Die Agentur beurteilt die Auswirkungen der AusglMechV grundsätzlich positiv, da die Abschaffung der EEG-Bandveredelung und der physikalischen Wälzung an die Stromlieferanten die EEG-Vermarktungskosten deutlich vermindert hat. Gleichzeitig wurde durch die ausschließliche Vermarktung des EEG-Stroms am Spotmarkt die Liquidität deutlich gestärkt. Die Umstellung des Systems führte auch nicht zu signifikanten Marktpreisverzerrungen. Insgesamt hat sich die Transparenz bei der Vermarktung der EEG-Strommengen durch die Übertragungsnetzbetreiber (ÜNB) wesentlich erhöht.
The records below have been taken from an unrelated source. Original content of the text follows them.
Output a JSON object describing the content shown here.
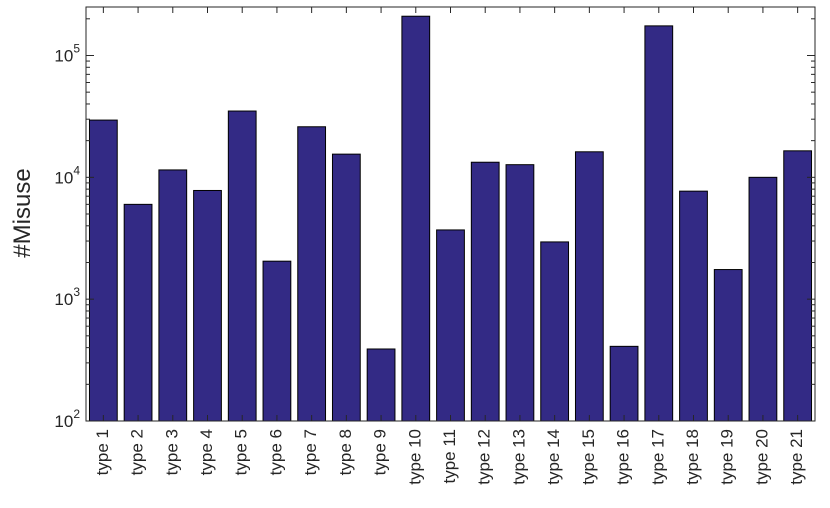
{
  "chart_data": {
    "type": "bar",
    "yscale": "log",
    "ylabel": "#Misuse",
    "xlabel": "",
    "title": "",
    "ylim": [
      100,
      250000
    ],
    "yticks": [
      {
        "value": 100,
        "base": "10",
        "exp": "2"
      },
      {
        "value": 1000,
        "base": "10",
        "exp": "3"
      },
      {
        "value": 10000,
        "base": "10",
        "exp": "4"
      },
      {
        "value": 100000,
        "base": "10",
        "exp": "5"
      }
    ],
    "categories": [
      "type 1",
      "type 2",
      "type 3",
      "type 4",
      "type 5",
      "type 6",
      "type 7",
      "type 8",
      "type 9",
      "type 10",
      "type 11",
      "type 12",
      "type 13",
      "type 14",
      "type 15",
      "type 16",
      "type 17",
      "type 18",
      "type 19",
      "type 20",
      "type 21"
    ],
    "values": [
      29500,
      6000,
      11500,
      7800,
      35000,
      2050,
      26000,
      15500,
      390,
      210000,
      3700,
      13300,
      12700,
      2950,
      16200,
      410,
      175000,
      7700,
      1750,
      10000,
      16500
    ],
    "bar_color": "#332a85",
    "bar_edge": "#000000",
    "grid": false
  }
}
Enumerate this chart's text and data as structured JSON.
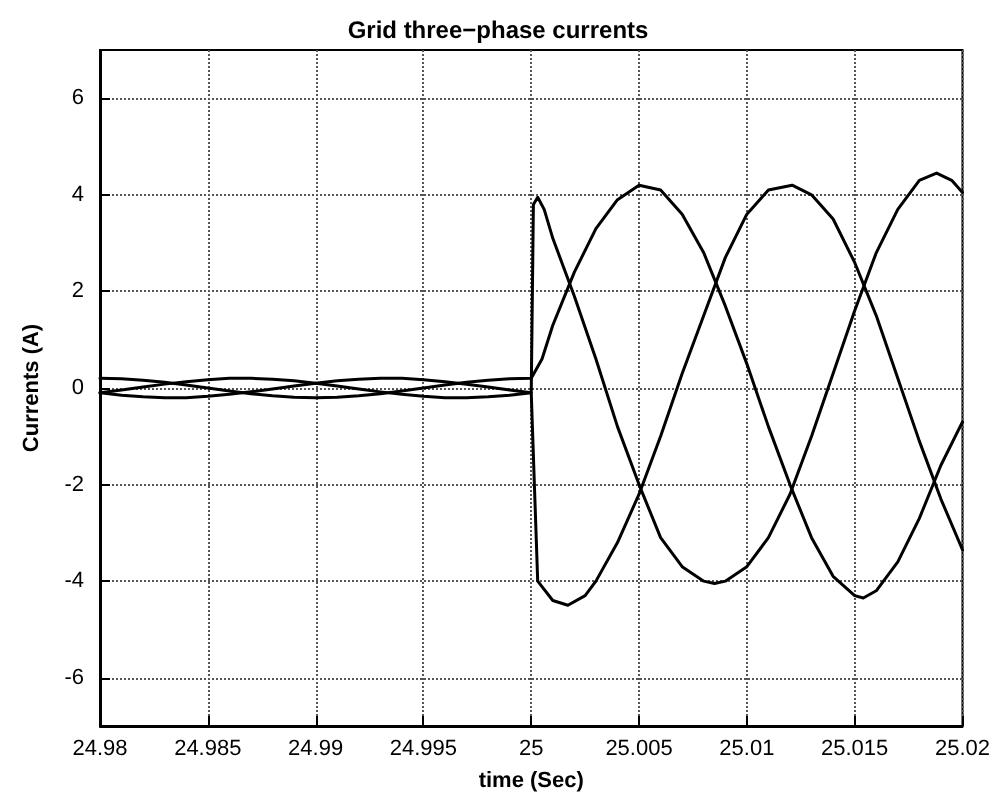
{
  "chart_data": {
    "type": "line",
    "title": "Grid three−phase currents",
    "xlabel": "time (Sec)",
    "ylabel": "Currents (A)",
    "xlim": [
      24.98,
      25.02
    ],
    "xticks": [
      24.98,
      24.985,
      24.99,
      24.995,
      25,
      25.005,
      25.01,
      25.015,
      25.02
    ],
    "ylim": [
      -7,
      7
    ],
    "yticks": [
      -6,
      -4,
      -2,
      0,
      2,
      4,
      6
    ],
    "grid": true,
    "marker": "none",
    "line_style": "solid",
    "series": [
      {
        "color": "#000000",
        "x": [
          24.98,
          24.981,
          24.982,
          24.983,
          24.984,
          24.985,
          24.986,
          24.987,
          24.988,
          24.989,
          24.99,
          24.991,
          24.992,
          24.993,
          24.994,
          24.995,
          24.996,
          24.997,
          24.998,
          24.999,
          25,
          25.0001,
          25.0003,
          25.0006,
          25.001,
          25.002,
          25.003,
          25.004,
          25.005,
          25.006,
          25.007,
          25.008,
          25.0085,
          25.009,
          25.01,
          25.011,
          25.012,
          25.013,
          25.014,
          25.015,
          25.016,
          25.017,
          25.018,
          25.0188,
          25.0195,
          25.02
        ],
        "values": [
          -0.1,
          -0.04,
          0.02,
          0.08,
          0.13,
          0.17,
          0.2,
          0.2,
          0.18,
          0.15,
          0.1,
          0.04,
          -0.02,
          -0.08,
          -0.13,
          -0.17,
          -0.2,
          -0.2,
          -0.18,
          -0.15,
          -0.1,
          3.8,
          3.95,
          3.7,
          3.1,
          1.9,
          0.6,
          -0.8,
          -2.0,
          -3.1,
          -3.7,
          -4.0,
          -4.05,
          -4.0,
          -3.7,
          -3.1,
          -2.2,
          -1.0,
          0.3,
          1.6,
          2.8,
          3.7,
          4.3,
          4.45,
          4.3,
          4.05
        ]
      },
      {
        "color": "#000000",
        "x": [
          24.98,
          24.981,
          24.982,
          24.983,
          24.984,
          24.985,
          24.986,
          24.987,
          24.988,
          24.989,
          24.99,
          24.991,
          24.992,
          24.993,
          24.994,
          24.995,
          24.996,
          24.997,
          24.998,
          24.999,
          25,
          25.0005,
          25.001,
          25.002,
          25.003,
          25.004,
          25.005,
          25.006,
          25.007,
          25.008,
          25.009,
          25.01,
          25.011,
          25.012,
          25.013,
          25.014,
          25.015,
          25.0154,
          25.016,
          25.017,
          25.018,
          25.019,
          25.02
        ],
        "values": [
          0.2,
          0.19,
          0.16,
          0.12,
          0.06,
          0,
          -0.06,
          -0.12,
          -0.16,
          -0.19,
          -0.2,
          -0.19,
          -0.16,
          -0.12,
          -0.06,
          0,
          0.06,
          0.12,
          0.16,
          0.19,
          0.2,
          0.6,
          1.3,
          2.4,
          3.3,
          3.9,
          4.2,
          4.1,
          3.6,
          2.8,
          1.7,
          0.5,
          -0.8,
          -2.0,
          -3.1,
          -3.9,
          -4.3,
          -4.35,
          -4.2,
          -3.6,
          -2.7,
          -1.6,
          -0.7
        ]
      },
      {
        "color": "#000000",
        "x": [
          24.98,
          24.981,
          24.982,
          24.983,
          24.984,
          24.985,
          24.986,
          24.987,
          24.988,
          24.989,
          24.99,
          24.991,
          24.992,
          24.993,
          24.994,
          24.995,
          24.996,
          24.997,
          24.998,
          24.999,
          25,
          25.0003,
          25.001,
          25.0017,
          25.0025,
          25.003,
          25.004,
          25.005,
          25.006,
          25.007,
          25.008,
          25.009,
          25.01,
          25.011,
          25.0121,
          25.013,
          25.014,
          25.015,
          25.016,
          25.017,
          25.018,
          25.019,
          25.02
        ],
        "values": [
          -0.1,
          -0.15,
          -0.18,
          -0.2,
          -0.2,
          -0.17,
          -0.13,
          -0.08,
          -0.02,
          0.04,
          0.1,
          0.15,
          0.18,
          0.2,
          0.2,
          0.17,
          0.13,
          0.08,
          0.02,
          -0.04,
          -0.1,
          -4.0,
          -4.4,
          -4.5,
          -4.3,
          -4.0,
          -3.2,
          -2.2,
          -1.0,
          0.3,
          1.5,
          2.7,
          3.6,
          4.1,
          4.2,
          4.0,
          3.5,
          2.6,
          1.5,
          0.2,
          -1.1,
          -2.3,
          -3.35
        ]
      }
    ]
  }
}
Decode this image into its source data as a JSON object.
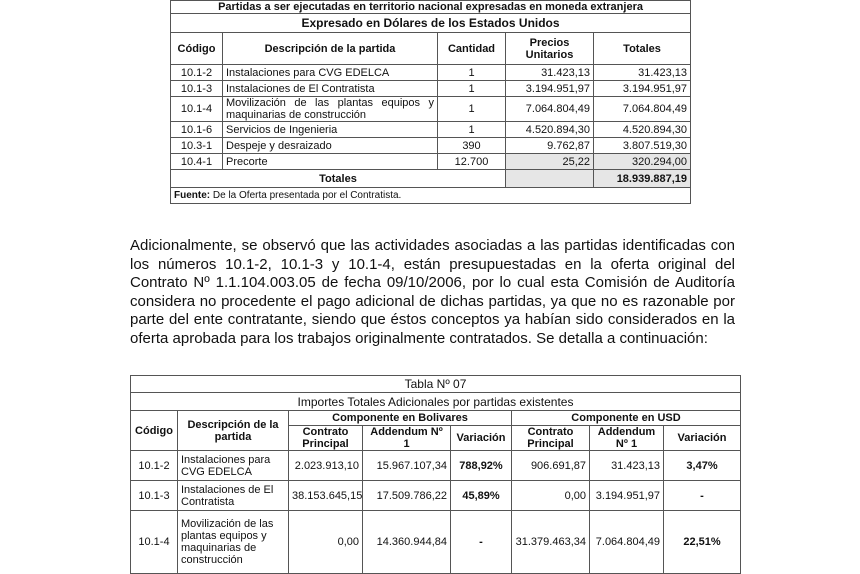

Im Rahmen der Optionen zur weiteren Ausgestaltung des Ausgleichsmechanismus hat die Bundesnetzagentur, mit gutachterlicher Unterstützung und Konsultation des Marktes, die Übertragung der Vermarktungstätigkeit von den ÜNB auf andere Marktakteure, die sog. Drittvermarktung, untersucht. Nach Abwägen der Potenziale einer Drittvermarktung steht die Bundesnetzagentur diesem Konzept aus heutiger Sicht zurückhaltend gegenüber. Die Direktvermarktung ist der Drittvermarktung wegen der Möglichkeit der direkten Anlagensteuerung und der Reaktion auf Marktpreissignale eindeutig vorzugswürdig, so die Agentur. Durch die mit Beginn des Jahres 2012 neu eingeführte Marktprämie erhöht sich die Attraktivität der Direktvermarktung deutlich und es ist mit einem erheblichen Anstieg dieser Vermarktungsform zu rechnen. Daher sollte jedenfalls vermieden werden, die Umsetzung der Direktvermarktung durch die parallele Einführung eines konkurrierenden Drittvermarktungssystems zu erschweren.